Граф покорно перевернул листки исписанной красивым писарским почерком рукописи и вновь начал читать первое личное послание российского императора Наполеону.
— Господин первый консул, — выразительно декламировал по-французски Фёдор Васильевич, выкатив от удовольствия большие голубые глаза. — Те, кому Бог вручил власть управлять народами, должны думать и заботиться об их благе…
Император слушал и постукивал пальцами по холодному стеклу, снизу и по краям покрывшемуся ледяными узорами. Особенно ему понравилась фраза: «Я не говорю и не хочу пререкаться ни о правах человека, ни о принципах различных правительств, установленных в каждой стране. Постараемся возвратить миру спокойствие и тишину, в которых он так нуждается».
«Да, вот так, решительно и ясно я отвечу на английские и австрийские происки! Так же нужно действовать и внутри империи»! — думал Павел Петрович, даже не подозревая, что этим самым подписывает себе смертный приговор.
А в то время как в Зимнем дворце обсуждали первое письмо царя французскому консулу, в Париже происходили знаменательные события, теснейшим образом связанные со всем, что происходило в России и что ещё будет происходить в ближайшие пятнадцать лет и отразится на судьбе всей страны, в том числе и Николая Муравьёва, уже выбравшего в мечтах стезю военного человека, отстаивающего достоинство и честь Родины. А повоевать ему пришлось много. Именно в эти годы, когда он только начинал жить, завязывались все те узлы мировой политики, развязывать, а порой разрубать которые предстояло и Николаю Муравьёву как военному и как дипломату в Европе и на просторах вожделенной в то время для всех великих европейских держав Азии.
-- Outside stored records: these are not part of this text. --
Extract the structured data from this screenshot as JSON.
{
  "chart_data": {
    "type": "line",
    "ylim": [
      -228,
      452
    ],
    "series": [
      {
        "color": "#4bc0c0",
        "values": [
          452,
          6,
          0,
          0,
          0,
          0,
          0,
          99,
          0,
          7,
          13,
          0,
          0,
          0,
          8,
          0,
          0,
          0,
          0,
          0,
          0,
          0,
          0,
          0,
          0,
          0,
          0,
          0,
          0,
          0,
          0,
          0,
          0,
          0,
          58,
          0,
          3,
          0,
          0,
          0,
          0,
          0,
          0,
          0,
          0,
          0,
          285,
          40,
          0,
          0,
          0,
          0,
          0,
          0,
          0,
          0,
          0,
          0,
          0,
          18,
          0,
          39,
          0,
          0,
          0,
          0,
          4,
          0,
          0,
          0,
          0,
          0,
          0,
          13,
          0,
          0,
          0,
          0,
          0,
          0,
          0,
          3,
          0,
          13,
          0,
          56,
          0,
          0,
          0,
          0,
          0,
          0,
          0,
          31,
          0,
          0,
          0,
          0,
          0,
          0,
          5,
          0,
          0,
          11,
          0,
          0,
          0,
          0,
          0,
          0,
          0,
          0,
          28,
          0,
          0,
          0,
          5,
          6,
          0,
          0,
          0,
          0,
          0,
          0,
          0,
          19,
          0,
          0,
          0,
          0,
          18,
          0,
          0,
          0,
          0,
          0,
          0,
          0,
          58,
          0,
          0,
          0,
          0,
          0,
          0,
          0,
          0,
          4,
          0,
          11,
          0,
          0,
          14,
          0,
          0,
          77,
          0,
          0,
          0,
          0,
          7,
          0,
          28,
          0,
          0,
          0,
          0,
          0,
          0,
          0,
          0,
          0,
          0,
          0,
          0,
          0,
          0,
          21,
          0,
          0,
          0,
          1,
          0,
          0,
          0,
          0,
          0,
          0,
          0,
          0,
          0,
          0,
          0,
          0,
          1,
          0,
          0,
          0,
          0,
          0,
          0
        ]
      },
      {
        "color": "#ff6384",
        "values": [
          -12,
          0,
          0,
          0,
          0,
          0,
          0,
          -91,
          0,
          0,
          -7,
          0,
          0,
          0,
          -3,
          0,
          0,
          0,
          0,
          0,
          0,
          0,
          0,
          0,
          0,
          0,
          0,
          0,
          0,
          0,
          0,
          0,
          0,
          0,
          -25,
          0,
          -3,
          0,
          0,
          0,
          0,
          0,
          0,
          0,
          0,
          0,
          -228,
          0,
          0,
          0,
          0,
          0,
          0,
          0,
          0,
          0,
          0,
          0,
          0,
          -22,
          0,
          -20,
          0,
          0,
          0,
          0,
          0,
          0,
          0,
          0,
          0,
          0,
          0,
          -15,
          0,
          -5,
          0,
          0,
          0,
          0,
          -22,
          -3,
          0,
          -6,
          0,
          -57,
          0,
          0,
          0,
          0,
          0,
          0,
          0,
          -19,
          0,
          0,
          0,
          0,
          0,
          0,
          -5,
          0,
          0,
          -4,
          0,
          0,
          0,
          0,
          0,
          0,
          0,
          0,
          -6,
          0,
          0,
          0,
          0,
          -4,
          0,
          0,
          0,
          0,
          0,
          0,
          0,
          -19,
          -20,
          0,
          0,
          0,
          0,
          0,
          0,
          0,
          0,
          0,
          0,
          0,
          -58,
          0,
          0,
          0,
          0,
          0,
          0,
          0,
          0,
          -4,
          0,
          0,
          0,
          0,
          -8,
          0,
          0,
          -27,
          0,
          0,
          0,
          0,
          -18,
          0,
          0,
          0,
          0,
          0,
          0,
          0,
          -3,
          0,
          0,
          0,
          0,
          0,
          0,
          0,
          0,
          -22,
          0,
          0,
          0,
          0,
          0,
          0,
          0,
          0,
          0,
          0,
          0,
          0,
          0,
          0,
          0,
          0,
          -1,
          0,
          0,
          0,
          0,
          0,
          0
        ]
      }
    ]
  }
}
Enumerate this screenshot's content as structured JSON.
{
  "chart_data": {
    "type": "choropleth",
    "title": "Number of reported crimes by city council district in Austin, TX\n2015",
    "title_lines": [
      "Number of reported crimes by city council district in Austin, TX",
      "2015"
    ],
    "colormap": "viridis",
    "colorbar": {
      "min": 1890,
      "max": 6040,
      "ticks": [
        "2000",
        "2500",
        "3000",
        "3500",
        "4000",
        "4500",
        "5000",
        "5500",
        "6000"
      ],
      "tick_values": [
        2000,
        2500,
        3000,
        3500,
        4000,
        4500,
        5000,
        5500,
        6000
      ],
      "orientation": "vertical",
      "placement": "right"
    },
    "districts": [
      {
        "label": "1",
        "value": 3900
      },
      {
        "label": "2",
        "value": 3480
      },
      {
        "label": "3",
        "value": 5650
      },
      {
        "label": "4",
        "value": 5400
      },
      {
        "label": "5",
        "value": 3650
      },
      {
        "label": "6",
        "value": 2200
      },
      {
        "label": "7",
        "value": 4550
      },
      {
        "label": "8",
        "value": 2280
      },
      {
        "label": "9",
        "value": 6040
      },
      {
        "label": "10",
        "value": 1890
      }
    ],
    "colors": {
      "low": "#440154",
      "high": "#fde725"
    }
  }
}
Вечером 24 декабря по новому стилю, или 3 нивоза восьмого года Республики по ещё не отменённому календарю Французской революции, первый консул готовился в своей резиденции дворце Тюильри выехать в Оперу, где должна была идти премьера оратории Гайдна. Наполеон, уже давно одетый в простой генеральский мундир и белые лосины с сапогами, нервно откидывая прядь чёрных волос, падающую ему на широкий, крутой лоб, ходил по комнатам, ожидая, когда же его жёнушка, Жозефина Богарне, наконец-то закончит прихорашиваться и выйдет из своих покоев. Но та никак не могла решить сложнейшего вопроса, какую же шаль из нескольких десятков ей надлежит накинуть на красивейшие в Париже плечи. Наполеону это уже надоело, — подрагивая левой ногой, недовольно сказал стоявшему неподалёку адъютанту, чтобы тот передал первой консульше: пусть она сама добирается до Оперы. Наполеон стремительно сбежал по мраморным ступеням с крыльца и влетел в карету.
— Пошёл, и побыстрее! — крикнул первый консул кучеру. — Мы опаздываем.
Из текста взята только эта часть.